Originally, Kraepelin’s dementia praecox and Bleuler’s schizophrenias described heterogeneous psychoses with no restitutio in integrum. They were unbiased against deficit symptoms. The Wernicke-Kleist-Leonhard school sustained this heuristic notion of the schizophrenias. It rejected nosological hybridism, empirically separating developmentally more conspicuous systematic schizophrenias of insidious onset or course from genetically higher loaded unsystematic schizophrenias inclined to some bipolarity (i.e., periodic catatonia, affective paraphrenia, and cataphasia). Thus, periodic catatonia is but one of three unsystematic schizophrenias that were previously omitted from mention (2).

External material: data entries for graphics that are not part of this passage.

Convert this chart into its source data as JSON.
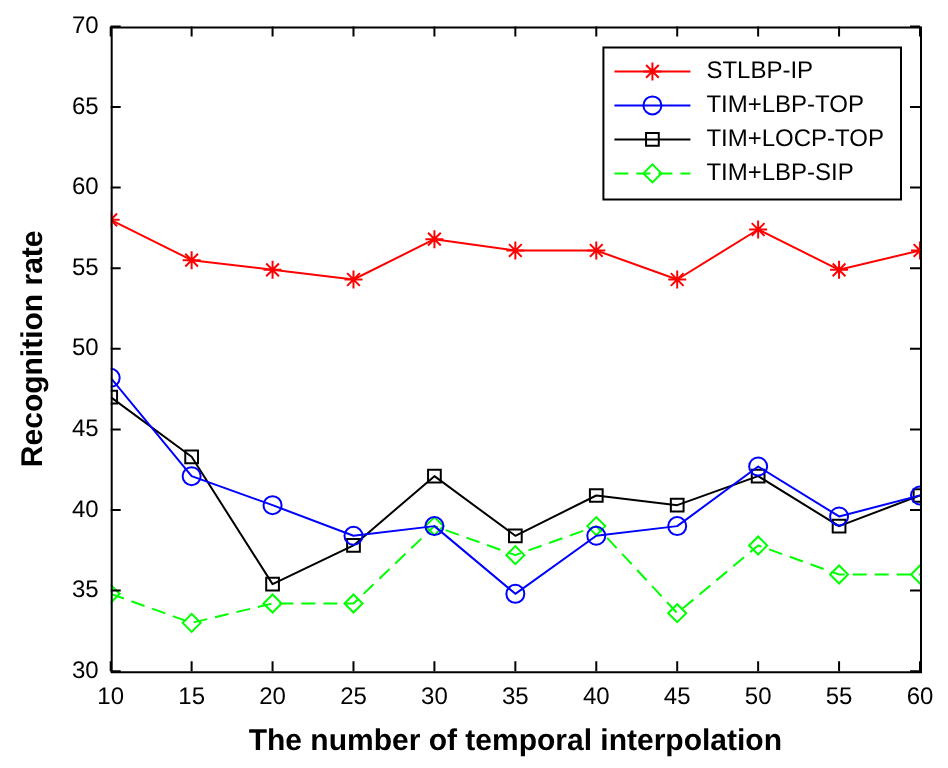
{
  "chart_data": {
    "type": "line",
    "xlabel": "The number of temporal interpolation",
    "ylabel": "Recognition rate",
    "x": [
      10,
      15,
      20,
      25,
      30,
      35,
      40,
      45,
      50,
      55,
      60
    ],
    "xlim": [
      10,
      60
    ],
    "xticks": [
      10,
      15,
      20,
      25,
      30,
      35,
      40,
      45,
      50,
      55,
      60
    ],
    "ylim": [
      30,
      70
    ],
    "yticks": [
      30,
      35,
      40,
      45,
      50,
      55,
      60,
      65,
      70
    ],
    "grid": false,
    "legend": "top right",
    "series": [
      {
        "name": "STLBP-IP",
        "color": "#ff0000",
        "marker": "cross",
        "line_style": "solid",
        "values": [
          58,
          55.5,
          54.9,
          54.3,
          56.8,
          56.1,
          56.1,
          54.3,
          57.4,
          54.9,
          56.1
        ]
      },
      {
        "name": "TIM+LBP-TOP",
        "color": "#0000ff",
        "marker": "circle",
        "line_style": "solid",
        "values": [
          48.2,
          42.1,
          40.3,
          38.4,
          39.0,
          34.8,
          38.4,
          39.0,
          42.7,
          39.6,
          40.9
        ]
      },
      {
        "name": "TIM+LOCP-TOP",
        "color": "#000000",
        "marker": "square",
        "line_style": "solid",
        "values": [
          47.0,
          43.3,
          35.4,
          37.8,
          42.1,
          38.4,
          40.9,
          40.3,
          42.1,
          39.0,
          40.9
        ]
      },
      {
        "name": "TIM+LBP-SIP",
        "color": "#00ff00",
        "marker": "diamond",
        "line_style": "dashed",
        "values": [
          34.8,
          33.0,
          34.2,
          34.2,
          39.0,
          37.2,
          39.0,
          33.6,
          37.8,
          36.0,
          36.0
        ]
      }
    ]
  }
}
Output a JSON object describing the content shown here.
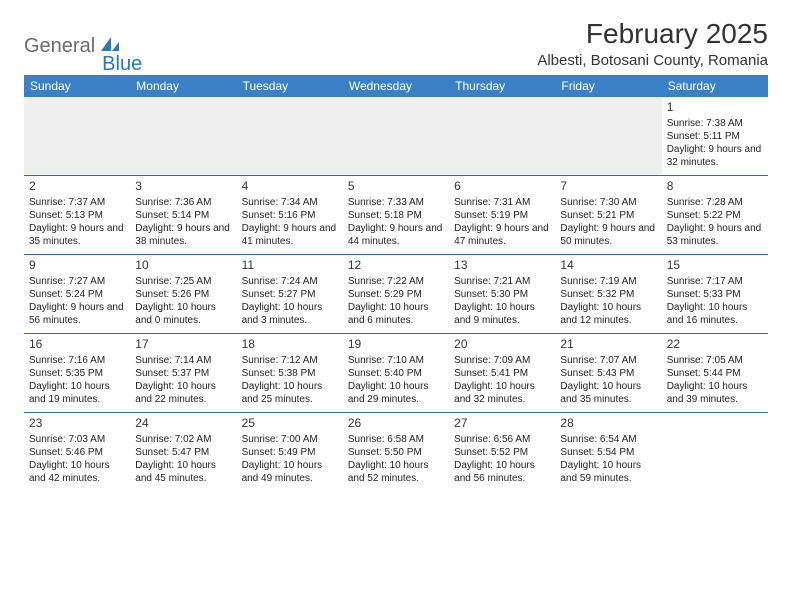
{
  "logo": {
    "text1": "General",
    "text2": "Blue"
  },
  "title": "February 2025",
  "location": "Albesti, Botosani County, Romania",
  "colors": {
    "header_bg": "#3a80c4",
    "header_text": "#ffffff",
    "rule": "#3a6a9a",
    "blank_bg": "#efefef",
    "logo_gray": "#6a6a6a",
    "logo_blue": "#2f78b7"
  },
  "weekdays": [
    "Sunday",
    "Monday",
    "Tuesday",
    "Wednesday",
    "Thursday",
    "Friday",
    "Saturday"
  ],
  "weeks": [
    [
      null,
      null,
      null,
      null,
      null,
      null,
      {
        "n": "1",
        "sr": "7:38 AM",
        "ss": "5:11 PM",
        "dl": "9 hours and 32 minutes."
      }
    ],
    [
      {
        "n": "2",
        "sr": "7:37 AM",
        "ss": "5:13 PM",
        "dl": "9 hours and 35 minutes."
      },
      {
        "n": "3",
        "sr": "7:36 AM",
        "ss": "5:14 PM",
        "dl": "9 hours and 38 minutes."
      },
      {
        "n": "4",
        "sr": "7:34 AM",
        "ss": "5:16 PM",
        "dl": "9 hours and 41 minutes."
      },
      {
        "n": "5",
        "sr": "7:33 AM",
        "ss": "5:18 PM",
        "dl": "9 hours and 44 minutes."
      },
      {
        "n": "6",
        "sr": "7:31 AM",
        "ss": "5:19 PM",
        "dl": "9 hours and 47 minutes."
      },
      {
        "n": "7",
        "sr": "7:30 AM",
        "ss": "5:21 PM",
        "dl": "9 hours and 50 minutes."
      },
      {
        "n": "8",
        "sr": "7:28 AM",
        "ss": "5:22 PM",
        "dl": "9 hours and 53 minutes."
      }
    ],
    [
      {
        "n": "9",
        "sr": "7:27 AM",
        "ss": "5:24 PM",
        "dl": "9 hours and 56 minutes."
      },
      {
        "n": "10",
        "sr": "7:25 AM",
        "ss": "5:26 PM",
        "dl": "10 hours and 0 minutes."
      },
      {
        "n": "11",
        "sr": "7:24 AM",
        "ss": "5:27 PM",
        "dl": "10 hours and 3 minutes."
      },
      {
        "n": "12",
        "sr": "7:22 AM",
        "ss": "5:29 PM",
        "dl": "10 hours and 6 minutes."
      },
      {
        "n": "13",
        "sr": "7:21 AM",
        "ss": "5:30 PM",
        "dl": "10 hours and 9 minutes."
      },
      {
        "n": "14",
        "sr": "7:19 AM",
        "ss": "5:32 PM",
        "dl": "10 hours and 12 minutes."
      },
      {
        "n": "15",
        "sr": "7:17 AM",
        "ss": "5:33 PM",
        "dl": "10 hours and 16 minutes."
      }
    ],
    [
      {
        "n": "16",
        "sr": "7:16 AM",
        "ss": "5:35 PM",
        "dl": "10 hours and 19 minutes."
      },
      {
        "n": "17",
        "sr": "7:14 AM",
        "ss": "5:37 PM",
        "dl": "10 hours and 22 minutes."
      },
      {
        "n": "18",
        "sr": "7:12 AM",
        "ss": "5:38 PM",
        "dl": "10 hours and 25 minutes."
      },
      {
        "n": "19",
        "sr": "7:10 AM",
        "ss": "5:40 PM",
        "dl": "10 hours and 29 minutes."
      },
      {
        "n": "20",
        "sr": "7:09 AM",
        "ss": "5:41 PM",
        "dl": "10 hours and 32 minutes."
      },
      {
        "n": "21",
        "sr": "7:07 AM",
        "ss": "5:43 PM",
        "dl": "10 hours and 35 minutes."
      },
      {
        "n": "22",
        "sr": "7:05 AM",
        "ss": "5:44 PM",
        "dl": "10 hours and 39 minutes."
      }
    ],
    [
      {
        "n": "23",
        "sr": "7:03 AM",
        "ss": "5:46 PM",
        "dl": "10 hours and 42 minutes."
      },
      {
        "n": "24",
        "sr": "7:02 AM",
        "ss": "5:47 PM",
        "dl": "10 hours and 45 minutes."
      },
      {
        "n": "25",
        "sr": "7:00 AM",
        "ss": "5:49 PM",
        "dl": "10 hours and 49 minutes."
      },
      {
        "n": "26",
        "sr": "6:58 AM",
        "ss": "5:50 PM",
        "dl": "10 hours and 52 minutes."
      },
      {
        "n": "27",
        "sr": "6:56 AM",
        "ss": "5:52 PM",
        "dl": "10 hours and 56 minutes."
      },
      {
        "n": "28",
        "sr": "6:54 AM",
        "ss": "5:54 PM",
        "dl": "10 hours and 59 minutes."
      },
      null
    ]
  ],
  "labels": {
    "sunrise": "Sunrise:",
    "sunset": "Sunset:",
    "daylight": "Daylight:"
  }
}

Some well-described conditions dominated by specific deficits were grouped into hebephrenias, which exist only in systematic forms. In fact, various cases of heboidophrenia (Kahlbaum), dementia simplex (Weygandt and Diem), schizoidia (Bleuler and Kretschmer), schizotypes (Rado), latent schizophrenia (Bleuler), and pseudoneurotic schizophrenia (Hoch and Polatin) corresponded clinically to Kleist and Leonhard’s hebephrenias. Moreover, Leonhard passionately differentiated early childhood catatonias from mental retardation. Dementia infantilis (Heller) and early infantile autism (Kanner) overlapped to some extent with Leonhard’s systematic childhood catatonias, whereas autistic psychopathy of childhood (Asperger) denoted a nonschizophrenic condition.
Currently, DSM and ICD criteria strive for atheoretical consentaneity but impose several inconsistencies. Productive manifestations are appointed as primary gatekeepers for psychoses and schizophrenias that are subtyped but essentially treated as a single entity. Positive symptoms dominate the "A" criteria for DSM-IV schizophrenia. In anamnestic pervasive developmental disorders, DSM-IV defines comorbid schizophrenia as contingent on delusions or hallucinations. Similarly, the inclusion criteria for ICD-10-schizophrenia are largely neo-Schneiderian. Mere duration segregates schizophrenia from schizophreniform disorder. For both, ICD-10 refers to active duration but DSM-IV to total duration as well. Schizotypes are conceptualized either as personality disorders (DSM-IV) or as tightly related to schizophrenia (ICD-10). However, ICD-10 disfavors schizotypes as hardly demarcated from simple schizophrenia and schizoid and paranoid personality disorders. According to DSM and ICD consensus, the schizoaffective disorders are essentially hybrids. Schizoaffective (Kasanin) and schizophreniform (Langfeldt) psychoses preferentially describe cases of Leonhard’s unsystematic schizophrenias or fast-cycling cycloid psychoses. Representing neither schizophrenic nor affective psychoses, cycloid psychoses recur frequently in phases—unlike brief psychotic disorders (DSM-IV)—and without progressing to residua.
According to the Wernicke-Kleist-Leonhard school, the DSM and ICD criteria exclude some cases of schizophrenic psychoses (namely hebephrenias and catatonias) from research on schizophrenias. In other nonschizophrenic (particularly cycloid) psychoses, "schizophrenia" may be misasserted. Supported by genetic evidence (3), Leonhard’s classification has just been retranslated (4). For technological sophistication to eventually alleviate a centurial enigma (1), psychopathological disputes (e.g., of primary negative symptoms and alternative dimensional descriptors) must consider the history of the schizophrenias.